Les résultats Pisa invitent les professeurs de français à remettre en cause représentations et pratiques pour que la maîtrise de la langue cesse d’être à ce point discriminante. « Tous compétents en français » : voilà précisément un objectif ambitieux qui constitue le thème central d’un dossier publié par les Cahiers pédagogiques, réalisé en collaboration avec l’AFEF, coordonné par Dominique Bucheton et Dominique Seghetchian. Des enseignants du primaire et du secondaire y partagent activités et réflexions pour faire progresser les élèves dans « le lire-écrire-parler », compétence essentielle tant elle traverse toutes les disciplines et génère un rapport plus ou moins heureux à l’Ecole et au savoir. On trouvera aussi dans ce dossier de précieux éclairages sur de nouveaux programmes de français qui tentent de se confronter au problème.
Les pistes explorées sont diverses et stimulantes. En quoi l’Ecole peut-elle apparaître comme une « tour de Babel » tant d’une matière à l’autre varient les usages de la langue au point que les élèves peuvent s’y sentir perdus ? Comment favoriser par exemple un « tissage didactique » en lycée professionnel ? Comment en technologie changer le rapport aux mots pour que le français aide à construire une culture scientifique ? Qu’est-ce qu’écrire en SVT ou en maths ? Comment réduire les écarts langagiers entre élèves à la maternelle ? Et si on aidait à apprivoiser l’écriture en invitant des collégiens et des personnes âgées à réaliser des portraits croisés ? Et si la dictée se faisait enquête policière ? Qu’est-ce que l’« orthotactique » ? En quoi « l’évaluation dynamique » peut-elle favoriser et valoriser un parcours d’apprentissage ? Comment « faire du français autrement » par la pratique théâtrale ? Comment aider les élèves à devenir lecteurs autonomes ? Et si on leur demandait pour commencer d’écrire leur « autoportrait de lecteur » ? Et si on utilisait l’ENT pour faire vivre un prix littéraire inter niveaux et inter établissements ? En quoi un atelier d’écriture en seconde est-il susceptible de favoriser un nouveau rapport à la langue, à la littérature et à soi ? Comment le numérique libère-t-il de nouvelles façons de lire et d’écrire ? Comment exploiter, par exemple sur un blog comme i-voix, ces appétences des adolescents pour les transformer en réelles compétences de lecture et d’écriture, pour que les élèves deviennent aussi un peu poètes d’eux-mêmes ? …
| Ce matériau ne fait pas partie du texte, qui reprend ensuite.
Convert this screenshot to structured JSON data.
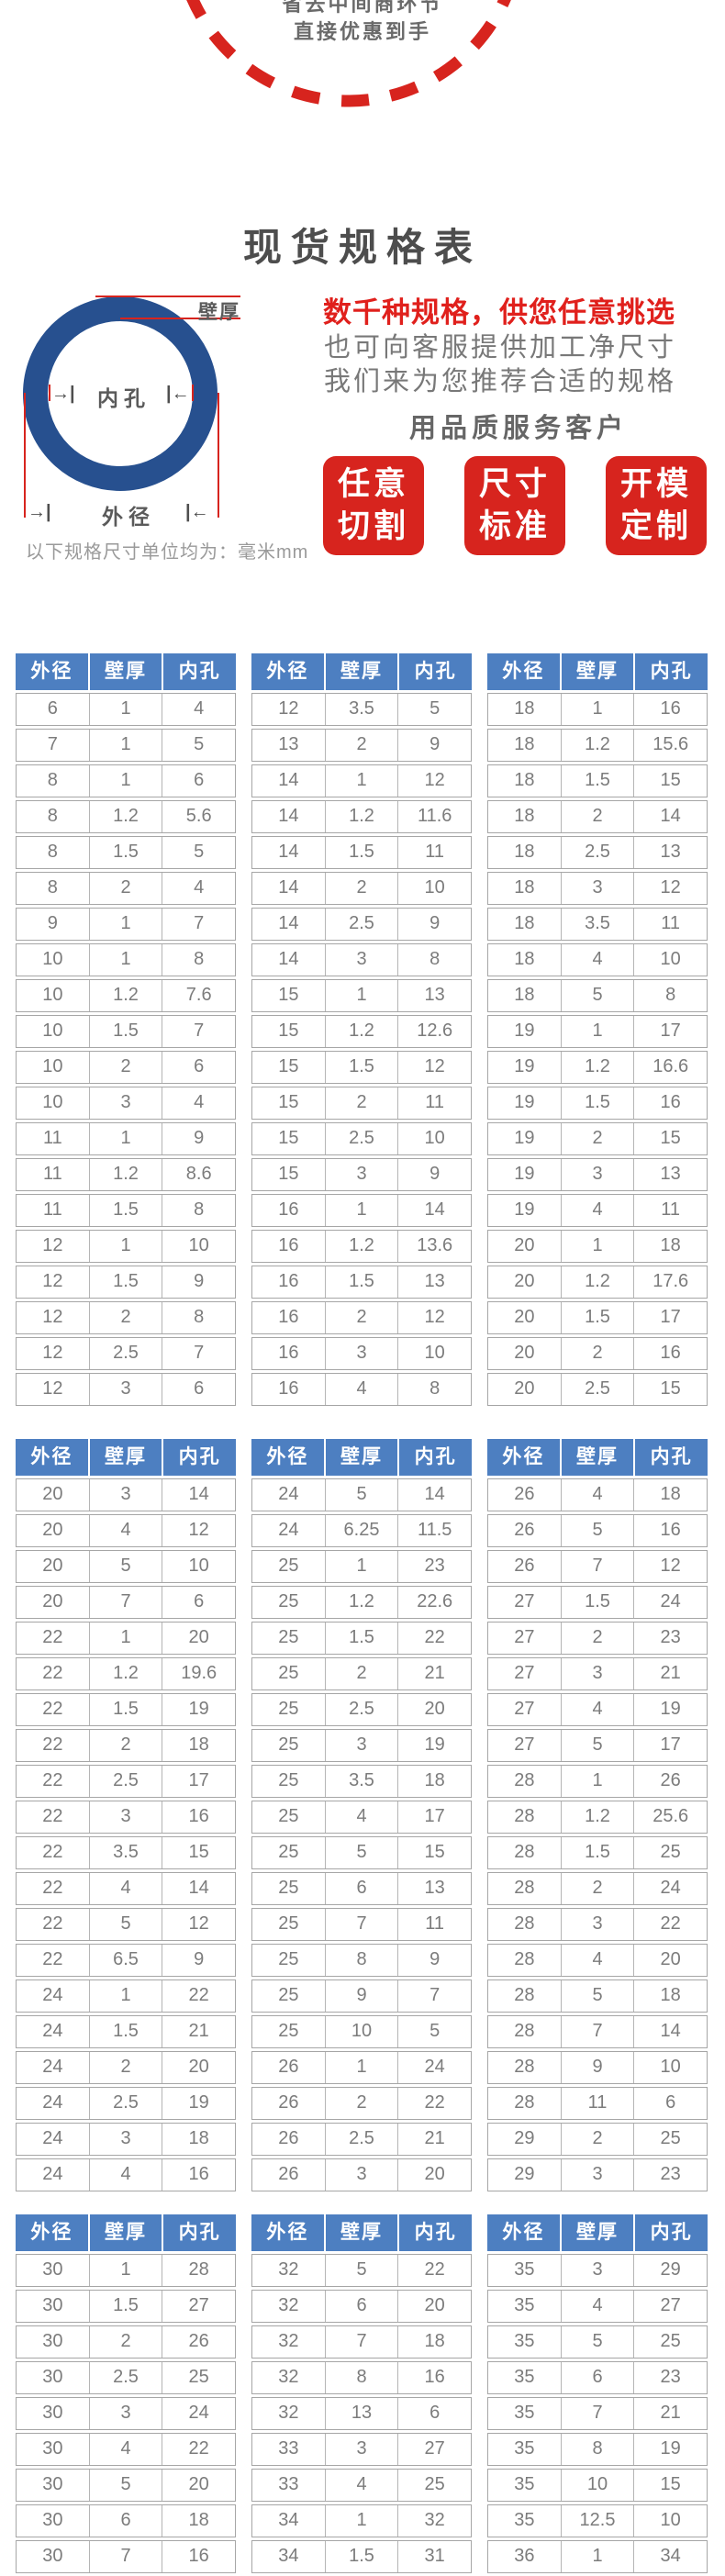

On lira de surcroît avec attention deux contributions de rédacteurs des nouveaux programmes du collège. Jean-Michel Zakhartchouk nous rappelle qu’en travaillant le français en terme de compétences, il s’agit bien de « mettre le savoir en action, en aidant les élèves à mobiliser à bon escient des ressources diverses dans des situations d’une certaine complexité ». Denis Paget, membre du Conseil Supérieur des Programmes, souhaite qu’on en finisse avec certaines dérives. Plutôt que de se limiter à des questionnaires à réponses courtes ou de faire rédiger les élèves quasi uniquement en situation d’évaluation, il s’agit de « consacrer une bonne partie du temps en classe à produire des écrits de toute nature ». Plutôt que de réduire l’oral au « jeu des questions-réponses », il conviendrait d’en faire enfin un véritable « objet d’enseignement ». L’étude de la langue doit éviter les « excès de terminologie » pour l’éclairer comme « système organisé » et « en perpétuelle évolution », ce qui implique de partir des écrits des élèves plutôt que des textes étudiés et d’opérer un rééquilibrage en faveur d’une « didactique du lexique qui reste en grande partie à construire ». D’autres souhaits sont exprimés quant à la lecture : ne pas faire du cours de français « une succession de lectures analytiques », revaloriser des lors la « lecture intégrale et cursive », ne pas se limiter aux « œuvres patrimoniales », intéresser les élèves « aux divers métissages qui nous traversent »… Denis Paget invite enfin à travailler par séquences, de préférence construites sur de grandes questions susceptibles de donner plus de sens à l’apprentissage du « lire-écrire-parler ». En guise d’illustration : « Le pouvoir, force ou malédiction? », « Les conflits de génération sont-ils inévitables? », « L’homme est-il un apprenti sorcier avec la nature? », « Les hommes doivent ils tous se ressembler? », « Pourquoi raconter sa vie? », « Peut-on rire de tout? » …
Le chantier, important, est désormais bien ouvert : il revient sans doute à la formation initiale et continue des enseignants d’aider à cette nécessaire et délicate refondation.